I didn’t really choose a place to Turn back. I was simply going until I wasn’t any longer, vapor until I wasn’t, and then I was standing in a small clearing. I was skin now. Definitely getting wet.

I looked up, blinking at the sting of the shower. I took in the clouds and the black crowns of trees encircling me, so much taller than I was. Branches shivered; water plopped to peat. Drenched bark gave off the scent of pungent wet wood. Mud and grass squelched soft between my toes.

I stretched my arms above my head. I tipped back my face to the elements and opened my mouth to drink in the storm.

Now, I thought, washed clean and cold. I’m ready now.

Since it was true, it happened.

Smoke came first, but only for a wink of a second, too quick for me to register anything like disappointment. Then smoke transformed into solid shape, and it was not my human one.

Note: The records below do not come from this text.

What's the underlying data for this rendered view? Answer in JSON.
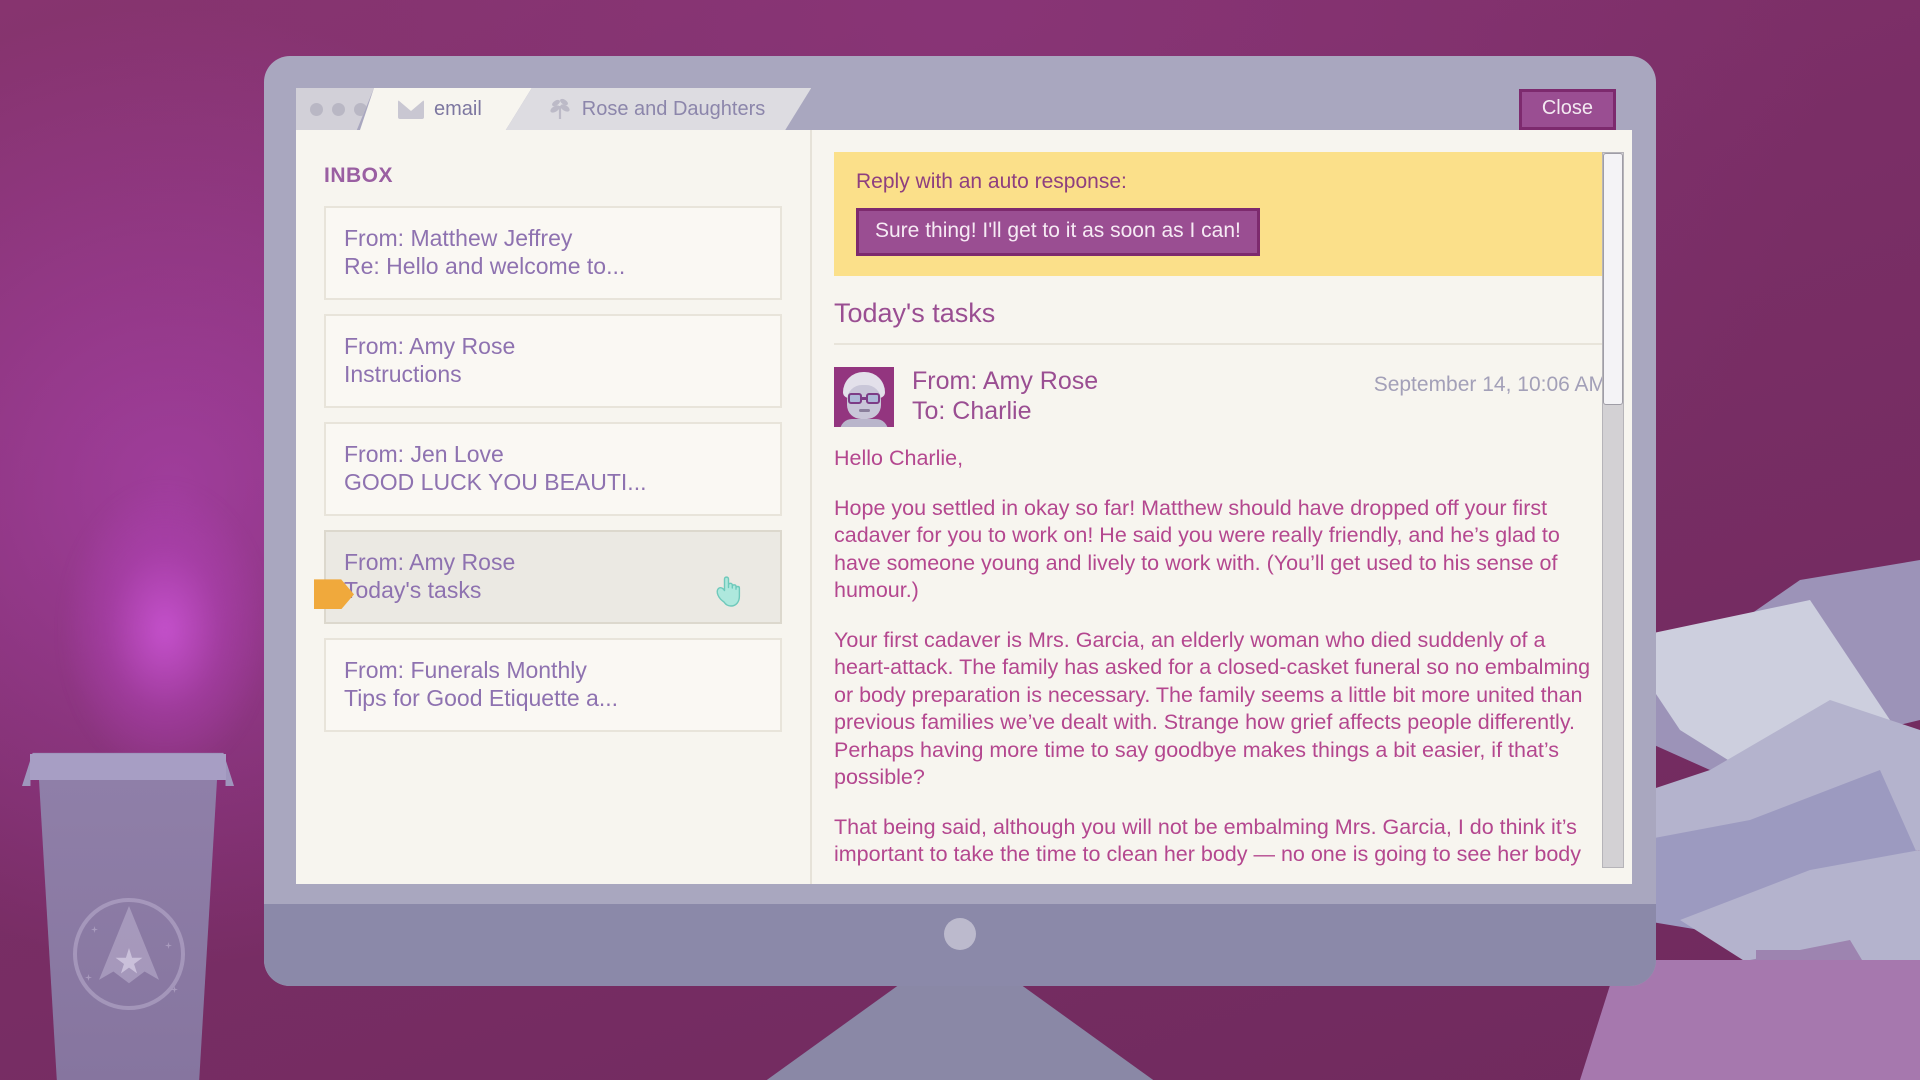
{
  "window": {
    "tabs": [
      {
        "label": "email",
        "icon": "envelope-icon",
        "active": true
      },
      {
        "label": "Rose and Daughters",
        "icon": "leaf-branch-icon",
        "active": false
      }
    ],
    "close_label": "Close"
  },
  "inbox": {
    "title": "INBOX",
    "items": [
      {
        "from": "From: Matthew Jeffrey",
        "subject": "Re: Hello and welcome to...",
        "selected": false,
        "flagged": false
      },
      {
        "from": "From: Amy Rose",
        "subject": "Instructions",
        "selected": false,
        "flagged": false
      },
      {
        "from": "From: Jen Love",
        "subject": "GOOD LUCK YOU BEAUTI...",
        "selected": false,
        "flagged": false
      },
      {
        "from": "From: Amy Rose",
        "subject": "Today's tasks",
        "selected": true,
        "flagged": true
      },
      {
        "from": "From: Funerals Monthly",
        "subject": "Tips for Good Etiquette a...",
        "selected": false,
        "flagged": false
      }
    ]
  },
  "reading": {
    "auto_reply_label": "Reply with an auto response:",
    "auto_reply_button": "Sure thing! I'll get to it as soon as I can!",
    "thread_title": "Today's tasks",
    "message": {
      "from": "From: Amy Rose",
      "to": "To: Charlie",
      "date": "September 14, 10:06 AM",
      "avatar": "amy-rose-avatar",
      "paragraphs": [
        "Hello Charlie,",
        "Hope you settled in okay so far! Matthew should have dropped off your first cadaver for you to work on! He said you were really friendly, and he’s glad to have someone young and lively to work with. (You’ll get used to his sense of humour.)",
        "Your first cadaver is Mrs. Garcia, an elderly woman who died suddenly of a heart-attack. The family has asked for a closed-casket funeral so no embalming or body preparation is necessary. The family seems a little bit more united than previous families we’ve dealt with. Strange how grief affects people differently. Perhaps having more time to say goodbye makes things a bit easier, if that’s possible?",
        "That being said, although you will not be embalming Mrs. Garcia, I do think it’s important to take the time to clean her body — no one is going to see her body"
      ]
    }
  },
  "colors": {
    "accent_purple": "#9a4e92",
    "body_pink": "#b4478f",
    "highlight_yellow": "#fbe08a",
    "flag_orange": "#f0a93c",
    "cursor_mint": "#a8e6dc",
    "desktop_magenta": "#7c2f6b"
  }
}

I was still standing in the clearing in the grass-threaded mud. Yet I was on four legs, not two. I blinked again at the rain beginning to bead upon my lashes, which had gone thick and were faintly shining. Looking around the clearing, I could tell that I stood higher up than before. Much higher. My neck was slender and long and I could bend it nearly all the way about to take in my body: also slender, also shining.

I was a dragon of gold, as if Jesse had touched me and transmuted me but not taken my life. I was sinuous and covered in lustrous golden scales, all the way almost to the tip of my tail, until they faded into purple.

I had a mane, too, mapping a line down my back. It looked like a ruff of silk or cut velvet. I folded my neck around almost double so that I could rub my chin on it. Silken, yes, but also jagged. Combing my chin through it sent quivers of pleasure down my spine.

Then I saw my wings. They were folded against my back, metallic. Without knowing how I did it, I opened them, using muscles I didn’t even have as a person. The ache of moving them for the first time felt delicious; I did it again to fully bask in it.

I had wings.

I don’t know how to describe what I felt then. I was amazed and afraid and boiling feral inside. I slashed my tail through the rain and realized that it was barbed when it hit an oak tree and I got stuck.

No problem. I pulled it out and danced around, delighted at the fresh, gaping hole in the trunk.

My new body came with a weapon. That pleased me.